On the spectral theory of groups of affine transformations of compact nilmanifolds

TL;DR

This paper characterizes when subgroups of affine transformations on compact nilmanifolds have spectral gaps, linking spectral properties to invariant subtori and using decay of matrix coefficients to relate spectral gaps with strong ergodicity.

Contribution

It provides a complete characterization of spectral gaps for subgroup actions on nilmanifolds, connecting spectral theory, ergodic properties, and the structure of invariant subtori.

Findings

Spectral gap exists iff no proper invariant subtorus with abelian quotient.

Spectral gap is equivalent to strong ergodicity of the action.

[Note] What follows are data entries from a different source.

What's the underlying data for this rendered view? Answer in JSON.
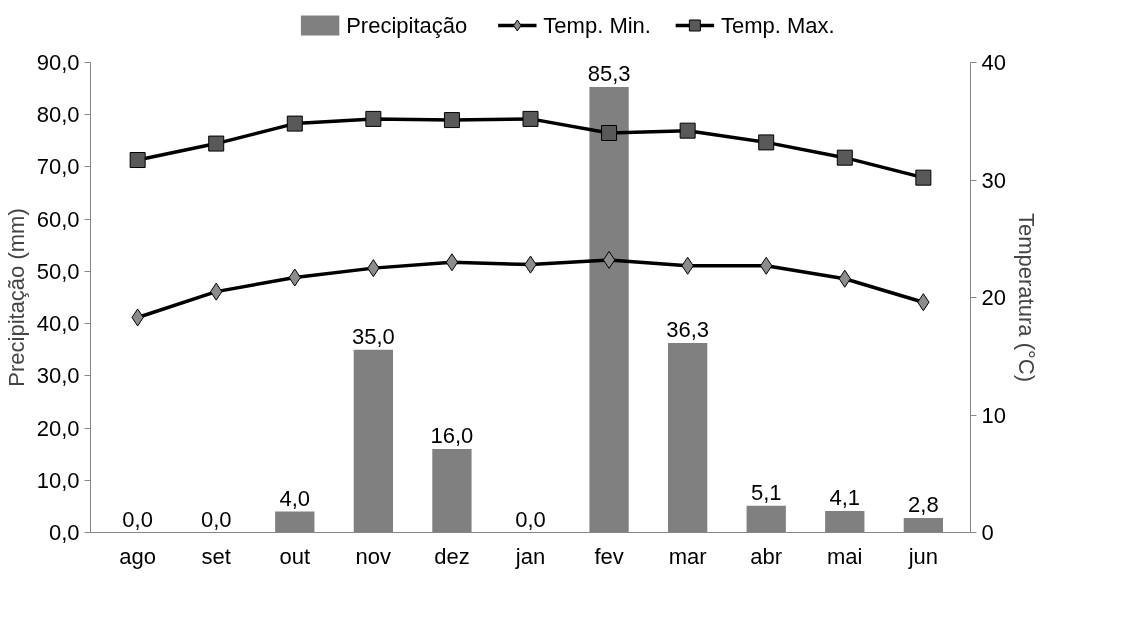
{
  "chart_data": {
    "type": "bar",
    "xlabel": null,
    "ylabel": "Precipitação (mm)",
    "y2label": "Temperatura (°C)",
    "categories": [
      "ago",
      "set",
      "out",
      "nov",
      "dez",
      "jan",
      "fev",
      "mar",
      "abr",
      "mai",
      "jun"
    ],
    "series": [
      {
        "name": "Precipitação",
        "color": "#808080",
        "values": [
          0.0,
          0.0,
          4.0,
          35.0,
          16.0,
          0.0,
          85.3,
          36.3,
          5.1,
          4.1,
          2.8
        ],
        "value_labels": [
          "0,0",
          "0,0",
          "4,0",
          "35,0",
          "16,0",
          "0,0",
          "85,3",
          "36,3",
          "5,1",
          "4,1",
          "2,8"
        ]
      },
      {
        "name": "Temp. Min.",
        "type": "line",
        "axis": "y2",
        "marker": "diamond",
        "color": "#8c8c8c",
        "values": [
          18.3,
          20.5,
          21.7,
          22.5,
          23.0,
          22.8,
          23.2,
          22.7,
          22.7,
          21.6,
          19.6
        ]
      },
      {
        "name": "Temp. Max.",
        "type": "line",
        "axis": "y2",
        "marker": "square",
        "color": "#595959",
        "values": [
          31.7,
          33.1,
          34.8,
          35.2,
          35.1,
          35.2,
          34.0,
          34.2,
          33.2,
          31.9,
          30.2
        ]
      }
    ],
    "ylim": [
      0,
      90
    ],
    "yticks": [
      {
        "value": 0,
        "label": "0,0"
      },
      {
        "value": 10,
        "label": "10,0"
      },
      {
        "value": 20,
        "label": "20,0"
      },
      {
        "value": 30,
        "label": "30,0"
      },
      {
        "value": 40,
        "label": "40,0"
      },
      {
        "value": 50,
        "label": "50,0"
      },
      {
        "value": 60,
        "label": "60,0"
      },
      {
        "value": 70,
        "label": "70,0"
      },
      {
        "value": 80,
        "label": "80,0"
      },
      {
        "value": 90,
        "label": "90,0"
      }
    ],
    "y2lim": [
      0,
      40
    ],
    "y2ticks": [
      0,
      10,
      20,
      30,
      40
    ],
    "grid": false,
    "legend": "top",
    "line_style": "solid"
  }
}
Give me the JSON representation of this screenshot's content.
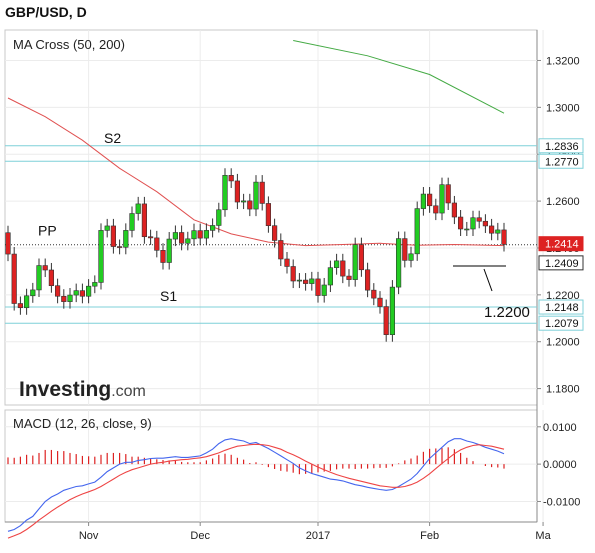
{
  "header": {
    "title": "GBP/USD, D"
  },
  "main_panel": {
    "indicator_label": "MA Cross (50, 200)",
    "watermark_bold": "Investing",
    "watermark_light": ".com"
  },
  "macd_panel": {
    "indicator_label": "MACD (12, 26, close, 9)"
  },
  "colors": {
    "up_candle": "#22cc22",
    "down_candle": "#dd2222",
    "ma50": "#e05050",
    "ma200": "#44aa44",
    "level_line": "#7fd0d8",
    "macd_line": "#4466ee",
    "signal_line": "#ee4444",
    "histogram": "#dd2222",
    "price_badge": "#dd2222"
  },
  "chart_data": [
    {
      "type": "candlestick",
      "title": "GBP/USD, D",
      "indicator": "MA Cross (50, 200)",
      "x_ticks": [
        "Nov",
        "Dec",
        "2017",
        "Feb",
        "Ma"
      ],
      "y_ticks": [
        "1.3200",
        "1.3000",
        "1.2800",
        "1.2600",
        "1.2400",
        "1.2200",
        "1.2000",
        "1.1800"
      ],
      "ylim": [
        1.173,
        1.333
      ],
      "grid": true,
      "closes": [
        1.2374,
        1.2163,
        1.2145,
        1.2196,
        1.2221,
        1.2325,
        1.2306,
        1.2239,
        1.2194,
        1.2171,
        1.2199,
        1.2218,
        1.2194,
        1.2237,
        1.2253,
        1.2475,
        1.2494,
        1.2406,
        1.2403,
        1.2475,
        1.2547,
        1.2588,
        1.2448,
        1.2443,
        1.239,
        1.2338,
        1.2438,
        1.2466,
        1.242,
        1.2439,
        1.2474,
        1.2442,
        1.2475,
        1.2496,
        1.2563,
        1.271,
        1.2686,
        1.2596,
        1.2601,
        1.2566,
        1.2681,
        1.259,
        1.2495,
        1.2432,
        1.2353,
        1.2321,
        1.2259,
        1.2263,
        1.2248,
        1.2268,
        1.2197,
        1.2242,
        1.2316,
        1.2345,
        1.228,
        1.2265,
        1.2414,
        1.2307,
        1.222,
        1.2186,
        1.215,
        1.203,
        1.2233,
        1.244,
        1.2347,
        1.2375,
        1.2568,
        1.263,
        1.258,
        1.2549,
        1.267,
        1.2592,
        1.2532,
        1.2481,
        1.2481,
        1.2529,
        1.2514,
        1.2494,
        1.2463,
        1.2477,
        1.2415
      ],
      "opens": [
        1.2465,
        1.2374,
        1.2163,
        1.2145,
        1.2196,
        1.2221,
        1.2325,
        1.2306,
        1.2239,
        1.2194,
        1.2171,
        1.2199,
        1.2218,
        1.2194,
        1.2237,
        1.2253,
        1.2475,
        1.2494,
        1.2406,
        1.2403,
        1.2475,
        1.2547,
        1.2588,
        1.2448,
        1.2443,
        1.239,
        1.2338,
        1.2438,
        1.2466,
        1.242,
        1.2439,
        1.2474,
        1.2442,
        1.2475,
        1.2496,
        1.2563,
        1.271,
        1.2686,
        1.2596,
        1.2601,
        1.2566,
        1.2681,
        1.259,
        1.2495,
        1.2432,
        1.2353,
        1.2321,
        1.2259,
        1.2263,
        1.2248,
        1.2268,
        1.2197,
        1.2242,
        1.2316,
        1.2345,
        1.228,
        1.2265,
        1.2414,
        1.2307,
        1.222,
        1.2186,
        1.215,
        1.203,
        1.2233,
        1.244,
        1.2347,
        1.2375,
        1.2568,
        1.263,
        1.258,
        1.2549,
        1.267,
        1.2592,
        1.2532,
        1.2481,
        1.2481,
        1.2529,
        1.2514,
        1.2494,
        1.2463,
        1.2477
      ],
      "ma50": [
        {
          "x": 0,
          "y": 1.304
        },
        {
          "x": 6,
          "y": 1.296
        },
        {
          "x": 12,
          "y": 1.286
        },
        {
          "x": 18,
          "y": 1.274
        },
        {
          "x": 24,
          "y": 1.264
        },
        {
          "x": 30,
          "y": 1.252
        },
        {
          "x": 36,
          "y": 1.246
        },
        {
          "x": 42,
          "y": 1.2425
        },
        {
          "x": 48,
          "y": 1.241
        },
        {
          "x": 54,
          "y": 1.2415
        },
        {
          "x": 60,
          "y": 1.242
        },
        {
          "x": 66,
          "y": 1.2412
        },
        {
          "x": 72,
          "y": 1.2415
        },
        {
          "x": 80,
          "y": 1.241
        }
      ],
      "ma200": [
        {
          "x": 46,
          "y": 1.3285
        },
        {
          "x": 58,
          "y": 1.322
        },
        {
          "x": 68,
          "y": 1.314
        },
        {
          "x": 80,
          "y": 1.2975
        }
      ],
      "support_resistance": [
        {
          "label": "S2",
          "value": 1.2836
        },
        {
          "label": "",
          "value": 1.277
        },
        {
          "label": "PP",
          "value": 1.2414
        },
        {
          "label": "S1",
          "value": 1.2148
        },
        {
          "label": "",
          "value": 1.2079
        }
      ],
      "price_labels": [
        "1.2836",
        "1.2770",
        "1.2414",
        "1.2409",
        "1.2148",
        "1.2079"
      ],
      "annotation": "1.2200"
    },
    {
      "type": "line",
      "title": "MACD (12, 26, close, 9)",
      "y_ticks": [
        "0.0100",
        "0.0000",
        "-0.0100"
      ],
      "ylim": [
        -0.0155,
        0.0145
      ],
      "macd": [
        -0.018,
        -0.0175,
        -0.0165,
        -0.015,
        -0.014,
        -0.012,
        -0.01,
        -0.0088,
        -0.008,
        -0.007,
        -0.0065,
        -0.006,
        -0.0058,
        -0.0053,
        -0.0048,
        -0.0035,
        -0.002,
        -0.001,
        0.0,
        0.0005,
        0.0005,
        0.001,
        0.0012,
        0.0015,
        0.0016,
        0.0016,
        0.0018,
        0.002,
        0.0018,
        0.0018,
        0.002,
        0.0022,
        0.003,
        0.004,
        0.0055,
        0.0065,
        0.0068,
        0.0065,
        0.0062,
        0.0055,
        0.0058,
        0.005,
        0.0042,
        0.0032,
        0.0022,
        0.0012,
        0.0002,
        -0.001,
        -0.0018,
        -0.0025,
        -0.003,
        -0.0035,
        -0.004,
        -0.0042,
        -0.0045,
        -0.005,
        -0.0055,
        -0.0058,
        -0.0062,
        -0.0065,
        -0.0068,
        -0.007,
        -0.0068,
        -0.006,
        -0.005,
        -0.004,
        -0.0025,
        -0.0005,
        0.0015,
        0.003,
        0.0045,
        0.006,
        0.0068,
        0.0068,
        0.0062,
        0.0058,
        0.0052,
        0.0045,
        0.004,
        0.0035,
        0.0028
      ],
      "signal": [
        -0.0198,
        -0.0192,
        -0.0185,
        -0.0175,
        -0.0163,
        -0.015,
        -0.0138,
        -0.0126,
        -0.0115,
        -0.0105,
        -0.0095,
        -0.0087,
        -0.008,
        -0.0074,
        -0.0068,
        -0.006,
        -0.005,
        -0.004,
        -0.003,
        -0.0022,
        -0.0015,
        -0.001,
        -0.0005,
        0.0,
        0.0003,
        0.0005,
        0.0008,
        0.001,
        0.0012,
        0.0013,
        0.0015,
        0.0017,
        0.002,
        0.0025,
        0.003,
        0.0037,
        0.0043,
        0.0048,
        0.005,
        0.0052,
        0.0053,
        0.0052,
        0.005,
        0.0045,
        0.004,
        0.0032,
        0.0025,
        0.0017,
        0.0008,
        0.0,
        -0.0008,
        -0.0015,
        -0.0022,
        -0.0028,
        -0.0033,
        -0.0038,
        -0.0042,
        -0.0046,
        -0.005,
        -0.0054,
        -0.0058,
        -0.006,
        -0.0062,
        -0.0062,
        -0.006,
        -0.0055,
        -0.0048,
        -0.0038,
        -0.0026,
        -0.0012,
        0.0002,
        0.0015,
        0.0028,
        0.0038,
        0.0045,
        0.005,
        0.0052,
        0.005,
        0.0048,
        0.0044,
        0.004
      ]
    }
  ]
}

Ergodicity and strong mixing are characterized by actions on the maximal torus.

Abstract

Let $N$ be a connected and simply connected nilpotent Lie group, $\Lambda$ a lattice in $N$, and $X=N/\Lambda$ the corresponding nilmanifold. Let $Aff(X)$ be the group of affine transformations of $X$. We characterize the countable subgroups $H$ of $Aff(X)$ for which the action of $H$ on $X$ has a spectral gap, that is, such that the associated unitary representation $U$ of $H$ on the space of functions from $L^2(X)$ with zero mean does not weakly contain the trivial representation. Denote by $T$ the maximal torus factor associated to $X$. We show that the action of $H$ on $X$ has a spectral gap if and only if there exists no proper $H$-invariant subtorus $S$ of $T$ such that the projection of $H$ on $Aut (T/S)$ has an abelian subgroup of finite index. We first establish the result in the case where $X$ is a torus. In the case of a general nilmanifold, we study the asymptotic behaviour of matrix coefficients of $U$ using decay properties of metaplectic representations of symplectic groups. The result shows that the existence of a spectral gap for subgroups of $Aff(X)$ is equivalent to strong ergodicity in the sense of K.Schmidt. Moreover, we show that the action of $H$ on $X$ is ergodic (or strongly mixing) if and only if the corresponding action of $H$ on $T$ is ergodic (or strongly mixing).